By 2001, Dior's accessories sales had reportedly increased by 60%. Galliano continued to release new designs of the handbag, including variations in denim, monogram, camouflage, and newspaper print.

==Design and features==
The Dior Saddle bag has a distinctive, asymmetrical curved shape inspired by a horse saddle, typically including a dangling "D" charm, a short shoulder strap and hand-stitched piping. Galliano's original designs were produced using materials such as denim and leather.

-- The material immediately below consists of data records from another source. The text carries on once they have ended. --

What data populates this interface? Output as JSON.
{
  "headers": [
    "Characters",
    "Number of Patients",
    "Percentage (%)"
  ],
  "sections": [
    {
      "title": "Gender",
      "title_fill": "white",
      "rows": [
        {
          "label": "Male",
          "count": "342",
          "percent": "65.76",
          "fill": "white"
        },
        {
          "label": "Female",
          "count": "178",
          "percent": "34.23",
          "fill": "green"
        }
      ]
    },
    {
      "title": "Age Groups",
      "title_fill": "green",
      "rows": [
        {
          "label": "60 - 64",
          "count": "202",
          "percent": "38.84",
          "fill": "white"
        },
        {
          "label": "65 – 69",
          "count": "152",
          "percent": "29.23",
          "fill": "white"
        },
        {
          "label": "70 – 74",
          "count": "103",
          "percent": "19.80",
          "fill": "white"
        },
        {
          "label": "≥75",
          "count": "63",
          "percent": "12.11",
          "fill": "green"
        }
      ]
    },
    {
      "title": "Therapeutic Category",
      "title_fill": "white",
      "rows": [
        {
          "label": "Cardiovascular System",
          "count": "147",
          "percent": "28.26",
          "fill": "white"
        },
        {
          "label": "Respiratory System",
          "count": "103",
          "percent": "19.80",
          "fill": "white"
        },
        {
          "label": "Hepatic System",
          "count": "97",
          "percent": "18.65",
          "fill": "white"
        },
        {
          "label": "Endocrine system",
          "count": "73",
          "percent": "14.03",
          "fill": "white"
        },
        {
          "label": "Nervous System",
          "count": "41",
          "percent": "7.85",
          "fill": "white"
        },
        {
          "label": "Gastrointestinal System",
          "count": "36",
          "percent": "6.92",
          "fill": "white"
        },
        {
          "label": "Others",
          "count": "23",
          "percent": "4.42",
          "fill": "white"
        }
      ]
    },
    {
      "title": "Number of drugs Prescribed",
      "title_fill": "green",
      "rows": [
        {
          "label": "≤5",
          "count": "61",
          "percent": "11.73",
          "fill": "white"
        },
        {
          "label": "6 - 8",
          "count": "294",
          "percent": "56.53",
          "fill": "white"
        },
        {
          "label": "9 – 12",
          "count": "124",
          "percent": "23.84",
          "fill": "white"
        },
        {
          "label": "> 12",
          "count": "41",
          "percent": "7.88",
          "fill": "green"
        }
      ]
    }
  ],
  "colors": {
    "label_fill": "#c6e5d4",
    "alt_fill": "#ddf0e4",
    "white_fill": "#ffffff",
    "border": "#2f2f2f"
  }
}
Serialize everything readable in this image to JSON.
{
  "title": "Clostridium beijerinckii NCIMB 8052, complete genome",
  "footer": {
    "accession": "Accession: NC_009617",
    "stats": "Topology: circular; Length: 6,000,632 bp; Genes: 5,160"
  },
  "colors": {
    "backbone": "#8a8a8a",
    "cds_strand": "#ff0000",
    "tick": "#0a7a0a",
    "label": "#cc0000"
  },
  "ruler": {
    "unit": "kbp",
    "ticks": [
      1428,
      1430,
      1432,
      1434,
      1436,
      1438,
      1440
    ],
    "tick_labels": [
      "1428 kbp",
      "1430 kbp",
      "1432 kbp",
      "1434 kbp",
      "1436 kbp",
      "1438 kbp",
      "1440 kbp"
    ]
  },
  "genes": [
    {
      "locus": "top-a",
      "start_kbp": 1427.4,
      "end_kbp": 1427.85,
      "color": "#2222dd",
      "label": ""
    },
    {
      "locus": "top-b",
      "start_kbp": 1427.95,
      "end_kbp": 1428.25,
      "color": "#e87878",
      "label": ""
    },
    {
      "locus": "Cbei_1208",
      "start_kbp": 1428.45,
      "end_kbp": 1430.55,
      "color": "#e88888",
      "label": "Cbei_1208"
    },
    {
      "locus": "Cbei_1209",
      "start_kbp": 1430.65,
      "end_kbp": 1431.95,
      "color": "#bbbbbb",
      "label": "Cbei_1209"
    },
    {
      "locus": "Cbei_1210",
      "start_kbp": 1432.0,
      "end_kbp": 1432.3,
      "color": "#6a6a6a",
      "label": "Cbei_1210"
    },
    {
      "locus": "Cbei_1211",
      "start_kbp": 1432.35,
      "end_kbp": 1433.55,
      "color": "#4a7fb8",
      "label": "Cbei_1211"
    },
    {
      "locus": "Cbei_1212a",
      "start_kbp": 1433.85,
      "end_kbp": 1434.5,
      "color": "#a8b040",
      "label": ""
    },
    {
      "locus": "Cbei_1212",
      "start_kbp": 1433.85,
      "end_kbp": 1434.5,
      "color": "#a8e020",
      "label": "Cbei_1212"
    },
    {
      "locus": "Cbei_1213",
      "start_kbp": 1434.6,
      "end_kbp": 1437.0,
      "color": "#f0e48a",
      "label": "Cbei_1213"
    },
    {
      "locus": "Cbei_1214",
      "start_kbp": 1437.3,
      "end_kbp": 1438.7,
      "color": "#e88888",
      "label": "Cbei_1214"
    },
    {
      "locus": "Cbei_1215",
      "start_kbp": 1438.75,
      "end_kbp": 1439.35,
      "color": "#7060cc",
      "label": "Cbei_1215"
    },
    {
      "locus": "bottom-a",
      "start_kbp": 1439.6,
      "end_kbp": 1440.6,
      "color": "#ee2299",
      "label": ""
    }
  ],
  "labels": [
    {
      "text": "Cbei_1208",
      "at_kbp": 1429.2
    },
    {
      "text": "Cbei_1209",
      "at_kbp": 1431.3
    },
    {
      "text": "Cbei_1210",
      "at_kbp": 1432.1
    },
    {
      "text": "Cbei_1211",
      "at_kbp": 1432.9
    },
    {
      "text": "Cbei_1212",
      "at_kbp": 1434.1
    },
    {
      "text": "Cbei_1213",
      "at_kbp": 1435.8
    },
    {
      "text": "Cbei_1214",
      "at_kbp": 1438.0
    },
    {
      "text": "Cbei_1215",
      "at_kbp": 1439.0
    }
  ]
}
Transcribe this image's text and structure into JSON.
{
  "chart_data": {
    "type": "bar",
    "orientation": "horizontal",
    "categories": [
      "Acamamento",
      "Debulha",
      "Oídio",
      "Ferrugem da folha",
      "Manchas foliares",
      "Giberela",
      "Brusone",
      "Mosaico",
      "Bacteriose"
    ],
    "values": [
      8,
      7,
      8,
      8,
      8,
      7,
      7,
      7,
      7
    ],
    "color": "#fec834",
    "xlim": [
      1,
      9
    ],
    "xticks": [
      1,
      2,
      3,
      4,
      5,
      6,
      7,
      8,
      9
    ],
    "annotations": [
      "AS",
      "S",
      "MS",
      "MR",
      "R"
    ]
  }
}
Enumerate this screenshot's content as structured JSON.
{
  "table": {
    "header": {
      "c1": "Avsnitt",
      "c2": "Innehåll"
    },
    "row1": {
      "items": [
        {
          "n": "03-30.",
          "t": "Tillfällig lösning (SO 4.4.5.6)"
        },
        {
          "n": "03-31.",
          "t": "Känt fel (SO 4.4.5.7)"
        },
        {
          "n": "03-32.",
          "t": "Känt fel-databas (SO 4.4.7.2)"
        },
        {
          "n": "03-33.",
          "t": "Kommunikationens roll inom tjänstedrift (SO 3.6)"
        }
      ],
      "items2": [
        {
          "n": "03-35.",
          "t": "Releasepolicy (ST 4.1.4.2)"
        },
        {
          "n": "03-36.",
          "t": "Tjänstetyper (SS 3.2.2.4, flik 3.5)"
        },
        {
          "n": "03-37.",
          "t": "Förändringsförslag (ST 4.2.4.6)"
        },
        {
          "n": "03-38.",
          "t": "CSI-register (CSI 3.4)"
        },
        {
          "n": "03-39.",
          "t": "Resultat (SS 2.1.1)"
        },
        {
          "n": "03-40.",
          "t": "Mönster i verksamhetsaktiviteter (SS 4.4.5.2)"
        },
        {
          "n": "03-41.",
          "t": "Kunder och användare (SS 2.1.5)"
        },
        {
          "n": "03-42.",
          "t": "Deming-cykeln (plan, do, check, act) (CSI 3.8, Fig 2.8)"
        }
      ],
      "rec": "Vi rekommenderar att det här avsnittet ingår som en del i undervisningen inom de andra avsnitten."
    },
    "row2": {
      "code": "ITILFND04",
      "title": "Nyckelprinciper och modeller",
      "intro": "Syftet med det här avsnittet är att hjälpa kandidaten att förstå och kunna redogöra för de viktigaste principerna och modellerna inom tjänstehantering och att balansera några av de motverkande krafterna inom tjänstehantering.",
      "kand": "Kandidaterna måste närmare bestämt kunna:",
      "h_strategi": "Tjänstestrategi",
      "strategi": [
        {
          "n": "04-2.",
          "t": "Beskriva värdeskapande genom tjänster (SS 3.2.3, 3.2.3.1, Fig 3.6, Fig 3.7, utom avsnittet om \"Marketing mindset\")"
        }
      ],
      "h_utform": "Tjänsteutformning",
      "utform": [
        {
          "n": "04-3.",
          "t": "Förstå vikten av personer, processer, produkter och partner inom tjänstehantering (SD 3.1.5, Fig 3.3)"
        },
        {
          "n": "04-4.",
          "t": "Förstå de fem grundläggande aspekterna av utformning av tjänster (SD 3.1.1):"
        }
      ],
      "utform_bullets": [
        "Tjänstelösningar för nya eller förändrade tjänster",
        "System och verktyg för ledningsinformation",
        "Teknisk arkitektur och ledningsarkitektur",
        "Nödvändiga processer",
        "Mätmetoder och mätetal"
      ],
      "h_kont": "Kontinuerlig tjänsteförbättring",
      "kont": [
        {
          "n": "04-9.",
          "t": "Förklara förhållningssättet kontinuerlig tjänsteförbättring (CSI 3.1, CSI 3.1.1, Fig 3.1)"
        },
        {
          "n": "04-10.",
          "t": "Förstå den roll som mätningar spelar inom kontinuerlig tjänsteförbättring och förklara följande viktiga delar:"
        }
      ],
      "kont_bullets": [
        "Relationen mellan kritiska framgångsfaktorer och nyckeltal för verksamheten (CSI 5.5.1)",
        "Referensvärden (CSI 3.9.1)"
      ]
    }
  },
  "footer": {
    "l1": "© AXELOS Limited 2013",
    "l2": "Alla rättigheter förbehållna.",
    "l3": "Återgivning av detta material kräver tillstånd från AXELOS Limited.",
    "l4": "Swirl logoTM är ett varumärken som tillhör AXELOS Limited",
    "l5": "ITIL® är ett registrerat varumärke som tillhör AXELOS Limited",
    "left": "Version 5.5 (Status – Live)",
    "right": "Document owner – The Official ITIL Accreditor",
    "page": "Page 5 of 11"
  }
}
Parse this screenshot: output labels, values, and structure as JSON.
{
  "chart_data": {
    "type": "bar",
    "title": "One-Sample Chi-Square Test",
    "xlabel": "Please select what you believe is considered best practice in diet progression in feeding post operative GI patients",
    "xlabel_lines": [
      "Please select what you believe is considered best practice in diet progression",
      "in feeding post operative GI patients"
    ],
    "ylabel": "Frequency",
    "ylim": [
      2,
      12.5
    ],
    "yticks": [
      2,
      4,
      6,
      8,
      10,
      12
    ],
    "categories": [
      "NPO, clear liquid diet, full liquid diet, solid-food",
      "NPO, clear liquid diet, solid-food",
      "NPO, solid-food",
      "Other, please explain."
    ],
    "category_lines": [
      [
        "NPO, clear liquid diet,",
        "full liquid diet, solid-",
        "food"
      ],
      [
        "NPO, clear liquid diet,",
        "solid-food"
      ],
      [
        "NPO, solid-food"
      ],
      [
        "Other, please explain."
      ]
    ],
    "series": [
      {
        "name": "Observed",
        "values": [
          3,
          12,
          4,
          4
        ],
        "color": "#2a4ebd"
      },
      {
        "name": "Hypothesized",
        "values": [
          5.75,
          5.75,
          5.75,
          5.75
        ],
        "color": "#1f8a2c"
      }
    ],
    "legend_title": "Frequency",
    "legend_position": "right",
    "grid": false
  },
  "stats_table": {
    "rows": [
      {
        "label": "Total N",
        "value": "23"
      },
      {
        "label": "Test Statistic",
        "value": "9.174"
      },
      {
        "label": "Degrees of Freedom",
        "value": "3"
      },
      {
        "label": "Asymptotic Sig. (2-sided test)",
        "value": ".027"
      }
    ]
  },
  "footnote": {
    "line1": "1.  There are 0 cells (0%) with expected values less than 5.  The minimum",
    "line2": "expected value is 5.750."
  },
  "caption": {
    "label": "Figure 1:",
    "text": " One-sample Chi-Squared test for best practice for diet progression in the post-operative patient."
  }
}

Under Maria Grazia Chiuri, later editions introduced new versions made with calfskin, beading, and patchwork florals.

Due to its popularity, the Saddle bag has been commonly counterfeited and sold among replica goods on New York City's Canal Street. In 2023, Dior's attempt to trademark the Saddle bag's shape in the European Union was denied on the grounds that the bag's design lacked distinctiveness.

==Cultural impact==
According to Who What Wear, the Dior Saddle bag is among the ten most popular designer handbags ever, remaining one of the brand's definitive accessories. It has been included in lists of influential designer handbags alongside the Birkin bag, Chanel 2.55, and Baguette. The Saddle bag contributed to a shift toward a more youth-driven, provocative, and globalized aesthetic for Dior.

Although interest in the Saddle bag decreased in the late 2000s, the bag experienced renewed attention in 2014 when singer Beyoncé was photographed carrying a vintage version. It later appeared on public figures including CL, Bella Hadid, Rihanna, Jennifer Lawrence, and Taylor Swift. In 2018, Dior's creative director Maria Grazia Chiuri reissued the Saddle bag in multiple formats and launched a marketing campaign involving fashion influencers that reportedly led to a 957% spike in online searches, according to Harper's Bazaar.

A men's version of the Saddle bag was later introduced in 2019 by fashion designer Kim Jones for Dior Homme, and gained popularity in high-fashion streetwear communities, and was photographed on actor Kit Connor. A limited-edition all-metal men's version, which retailed for $35,000, was later photographed on media personality Kim Kardashian.

The secondary market value of vintage Saddle bags increased significantly in the 2010s and 2020s. A 2025 study analyzing resale appreciation, brand influence, and consumer demand ranked the Saddle bag as the most valuable fashion item of the previous decade, citing its overall value increase and a 7,400% surge in online search interest.